Many Australians are so fearful for their jobs they're don't want to ask for a pay rise

Peter Parks/AFP/Getty Images
  • Almost half (49%) surveyed by job site Indeed won’t be asking for a pay increase this year.
  • And 12% fear losing their job if they do ask for a rise.
  • Another 17% asked for, but were refused, an increase in the past 12 months.

A significant number of Australians are so worried about keeping their jobs that they don’t want to ask for a pay rise.

A survey of 1000 commissioned by global job site Indeed found 12% would not seek a pay rise this year for fear of losing their jobs.

The worry was greatest among younger workers, those aged 16 to 24.

And over the past 12 months, 17% had requested a pay increase but had been refused. Another 9% had been knocked back on more than one occasion.

Among those denied a rise, 47% said they were told it was because of a lack of budget, while 24% were told their work was of insufficient quality.

The study found that 19% would seriously consider changing jobs to secure a pay rise.

Half won’t be asking

Almost half (49%) says they won’t be asking for an increase this year and only one in five (22%) would “definitely” ask.

Those aged 25 to 34 were most bullish in seeking pay increases and those aged 55 and over were the least likely to seek a pay rise.

On average, workers would seek a pay increase of 6%, while 35% would ask for a 6% to 10% more. The average last pay increase was 4.25%.

For most Australians, wage rises have been barely keeping up with inflation. According to the Australian Bureau of Statistics’ wage price index, wages grew by 0.55% over the December quarter in seasonally adjusted terms, leaving the change on a year earlier at just 2.08%.

Chris McDonald, Indeed’s Australia-New Zealand Managing Director, says Australia is experiencing a sustained period of flat to modest wage growth.

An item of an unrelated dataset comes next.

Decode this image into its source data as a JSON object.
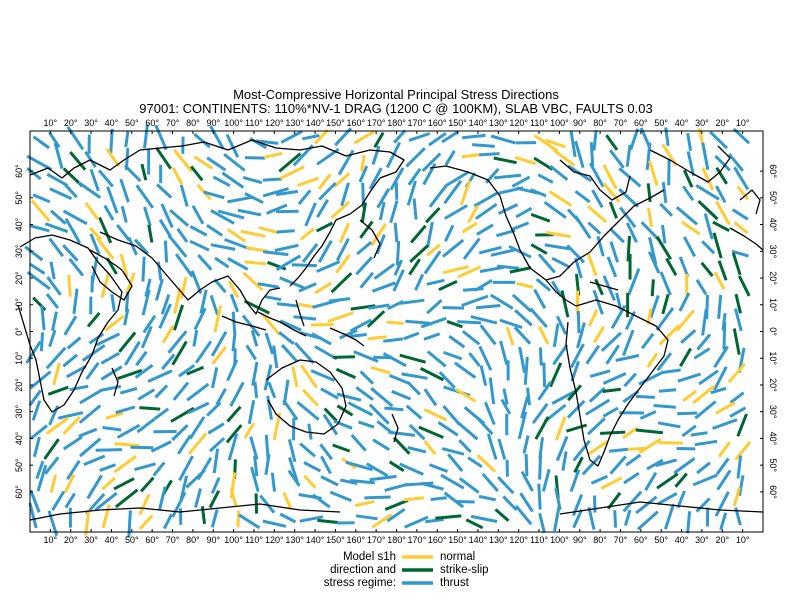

“We see that those in the 25-34 age bracket, who have typically gained some valuable skills and experience have the most confidence when it comes to arguing their case,” he says.

“In contrast, younger workers feel less secure about their positions in the workplace and are less prepared to push the envelope when it comes to pay.

“Many workers however feel that wages are simply not keeping pace with the rising cost of living, but equally they also feel their good performance warrants a pay rise.”

A comfortable life

Most still dream of better pay.

The survey shows that 23% believe a pay rise of between $6000 and $10,000 would give them a comfortable life, while 21% nominated the $16,000 to $20,000 range and 17% would be satisfied with $5,000 extra or less.

“The concept of living a comfortable life means different things to different people, but essentially we work to achieve just this,” says McDonald.

“One thing that is quite striking from this study is that by and large workers seem realistic in their expectations.

“They are not saying they need $50,000 or more to live a good life, yes a pay rise would be nice, but they are not expecting the world.”

The average annual salary of those surveyed was $75,100 with 62.5% in full-time work and 37.5% part-time. The median time in current employment was eight years.

The bills keep coming

Of those hoping for increase, 46% said it was because cost of living had gone up or they felt their performance warranted it.

A difficulty paying bills was why 13% said they needed a pay rise. Another 21% believed it was overdue and 17% felt underpaid compared to peers.

When asked what extra benefits employees would consider instead of a pay rise, 25% said they would not accept any alternative.

However, more than 40% would consider more annual leave or flexible working hours instead. Women were more open to these types of alternatives.

“While higher wages are of course important, increasingly we are also seeing employees place greater premium on more flexible working arrangements, including trading extra hours worked for more annual leave or the ability to work remotely,” says McDonald.

“The study in fact shows that more than 40% would consider these types of benefits over a pay rise, with things like health care and paid parental leave also in that mix.”